At the Superior Court level, judges apply the rules of constitutional interpretation and statutory construction in a manner most favorable to upholding a legislative act of the legislature. They know that their decision is going to be appealed and concern themselves with establishing the trial court record on appeal. Let the appeals process deal with it.

I would not find it much of a stretch that Judge Marlar will uphold HB 2826, relying on City of Tucson v. State, 191 Ariz. 436, 957 P.2d 341 (App.Div.2, 1997) and the distinguishing language in City of Tucson v. State of Arizona.

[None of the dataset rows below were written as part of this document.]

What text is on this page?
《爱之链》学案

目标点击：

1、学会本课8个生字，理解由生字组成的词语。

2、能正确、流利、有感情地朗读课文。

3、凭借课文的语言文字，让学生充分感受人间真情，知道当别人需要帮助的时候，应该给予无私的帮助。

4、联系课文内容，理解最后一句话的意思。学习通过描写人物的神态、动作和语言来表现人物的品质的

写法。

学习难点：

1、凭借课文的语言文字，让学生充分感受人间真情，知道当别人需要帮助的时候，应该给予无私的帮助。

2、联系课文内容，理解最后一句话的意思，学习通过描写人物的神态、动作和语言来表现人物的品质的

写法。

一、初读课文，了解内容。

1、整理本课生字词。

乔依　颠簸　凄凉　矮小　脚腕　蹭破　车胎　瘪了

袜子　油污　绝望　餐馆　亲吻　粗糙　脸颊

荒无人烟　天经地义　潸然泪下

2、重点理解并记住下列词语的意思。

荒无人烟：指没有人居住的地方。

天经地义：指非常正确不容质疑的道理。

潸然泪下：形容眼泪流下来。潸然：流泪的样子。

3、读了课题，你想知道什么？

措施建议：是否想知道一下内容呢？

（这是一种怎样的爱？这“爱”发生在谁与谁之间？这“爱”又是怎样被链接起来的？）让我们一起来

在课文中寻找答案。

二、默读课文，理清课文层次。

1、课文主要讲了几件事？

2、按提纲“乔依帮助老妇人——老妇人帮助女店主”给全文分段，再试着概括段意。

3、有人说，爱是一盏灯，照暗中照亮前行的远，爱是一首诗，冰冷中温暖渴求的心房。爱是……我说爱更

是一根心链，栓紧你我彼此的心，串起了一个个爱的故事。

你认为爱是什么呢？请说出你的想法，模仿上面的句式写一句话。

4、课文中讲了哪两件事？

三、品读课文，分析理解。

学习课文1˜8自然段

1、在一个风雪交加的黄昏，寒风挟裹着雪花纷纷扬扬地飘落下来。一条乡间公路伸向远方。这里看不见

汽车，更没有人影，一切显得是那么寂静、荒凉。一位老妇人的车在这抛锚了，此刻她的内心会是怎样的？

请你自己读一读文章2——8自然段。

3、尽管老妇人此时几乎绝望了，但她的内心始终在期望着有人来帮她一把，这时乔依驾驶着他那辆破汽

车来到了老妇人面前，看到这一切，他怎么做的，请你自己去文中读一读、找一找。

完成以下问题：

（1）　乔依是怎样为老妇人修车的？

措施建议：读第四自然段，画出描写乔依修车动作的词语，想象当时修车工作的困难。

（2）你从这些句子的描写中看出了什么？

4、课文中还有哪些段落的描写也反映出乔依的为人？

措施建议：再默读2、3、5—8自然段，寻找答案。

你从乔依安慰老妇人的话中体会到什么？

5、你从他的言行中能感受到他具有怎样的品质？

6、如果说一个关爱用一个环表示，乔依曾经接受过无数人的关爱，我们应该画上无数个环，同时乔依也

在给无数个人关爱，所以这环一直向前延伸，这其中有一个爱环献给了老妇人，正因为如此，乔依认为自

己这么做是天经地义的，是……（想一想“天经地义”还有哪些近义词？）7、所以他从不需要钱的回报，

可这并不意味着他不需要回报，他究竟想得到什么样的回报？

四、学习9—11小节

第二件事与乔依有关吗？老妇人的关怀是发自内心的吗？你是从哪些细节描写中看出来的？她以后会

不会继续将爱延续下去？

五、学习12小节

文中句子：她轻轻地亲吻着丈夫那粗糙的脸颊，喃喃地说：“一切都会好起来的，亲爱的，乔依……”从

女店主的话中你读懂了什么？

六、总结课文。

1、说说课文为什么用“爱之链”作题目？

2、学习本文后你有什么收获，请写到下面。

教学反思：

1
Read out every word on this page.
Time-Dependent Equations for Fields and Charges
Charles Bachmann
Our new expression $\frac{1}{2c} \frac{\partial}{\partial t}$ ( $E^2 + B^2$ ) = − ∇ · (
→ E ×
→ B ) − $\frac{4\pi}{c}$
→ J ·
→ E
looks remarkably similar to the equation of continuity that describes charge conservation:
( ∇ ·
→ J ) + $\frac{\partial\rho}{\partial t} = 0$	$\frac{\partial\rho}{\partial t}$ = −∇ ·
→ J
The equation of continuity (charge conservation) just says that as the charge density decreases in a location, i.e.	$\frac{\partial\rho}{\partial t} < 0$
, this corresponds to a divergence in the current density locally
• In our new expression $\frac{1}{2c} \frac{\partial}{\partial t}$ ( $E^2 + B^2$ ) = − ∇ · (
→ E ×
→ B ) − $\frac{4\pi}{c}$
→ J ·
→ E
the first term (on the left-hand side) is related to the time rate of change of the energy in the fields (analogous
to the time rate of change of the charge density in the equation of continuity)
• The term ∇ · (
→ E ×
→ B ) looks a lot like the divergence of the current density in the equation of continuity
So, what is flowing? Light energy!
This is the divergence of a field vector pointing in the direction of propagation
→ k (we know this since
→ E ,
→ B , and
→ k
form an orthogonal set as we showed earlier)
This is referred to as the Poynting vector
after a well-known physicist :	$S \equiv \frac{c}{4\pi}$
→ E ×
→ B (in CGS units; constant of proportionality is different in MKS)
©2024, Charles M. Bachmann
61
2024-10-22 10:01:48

Assuming that this is the final decision once this case has been decided by the Arizona Supreme Court, it will force the City of Tucson to submit charter amendments to the voters of Tucson to conform the City Charter to the new law. But what happens if the voters of Tucson reject the charter amendments as a protest of being subjugated by our colonial overlords in the state of Maricopa?

The immediate problem this state law will create is what to do with the mayor and city council members whose terms are set to expire in 2015. Do we simply extend their terms of office by one year to 2016? And under what legal authority?

The same situation affects those city council members standing for election this year. Those council members elected in November will have terms of office that expire in 2017. Do we simply extend their terms of office by one year to 2018? And under what legal authority? Shouldn't voters know that they are electing council members to a 5 year term before voting this November?

The stated purposes of HB 2826, i.e., "increasing voter participation and for decreasing the costs to the taxpayers," is purely speculative and does not take into account the downside of a lengthy ballot. City council races and local questions submitted to the voters will appear at the end of an already lengthy ballot. This is likely to increase the number of "under votes" on a ballot, particularly for any races at the end of the ballot. Voters get frustrated with an overly lengthy ballot and do not complete the ballot.

An overly lengthy ballot is also a subtle form of voter suppression. Long lines at polling places because voters have to take an inordinate amount of time to complete a ballot will force some voters to leave the line without casting a vote. While Arizona does have a law imposing a time limit to vote, I am not aware that it has actually been enforced. This does nothing to reduce wait times at polling places, a concern in the 2012 election.

Finally, local mayor and council races will not receive the media attention and scrutiny they normally receive, nor will the candidates be able to compete for television and radio time against federal and state candidates who will reserve all of the available commercial time.  Voters will have no idea for whom they are voting — and that is really the goal of the "Kochtopus" groups behind HB 2826, such as Americans
for Prosperity, the Goldwater Institute, and the Tea Party. It is a way for them to sneak in their right-wing candidates without any vetting or scrutiny from the media and the public.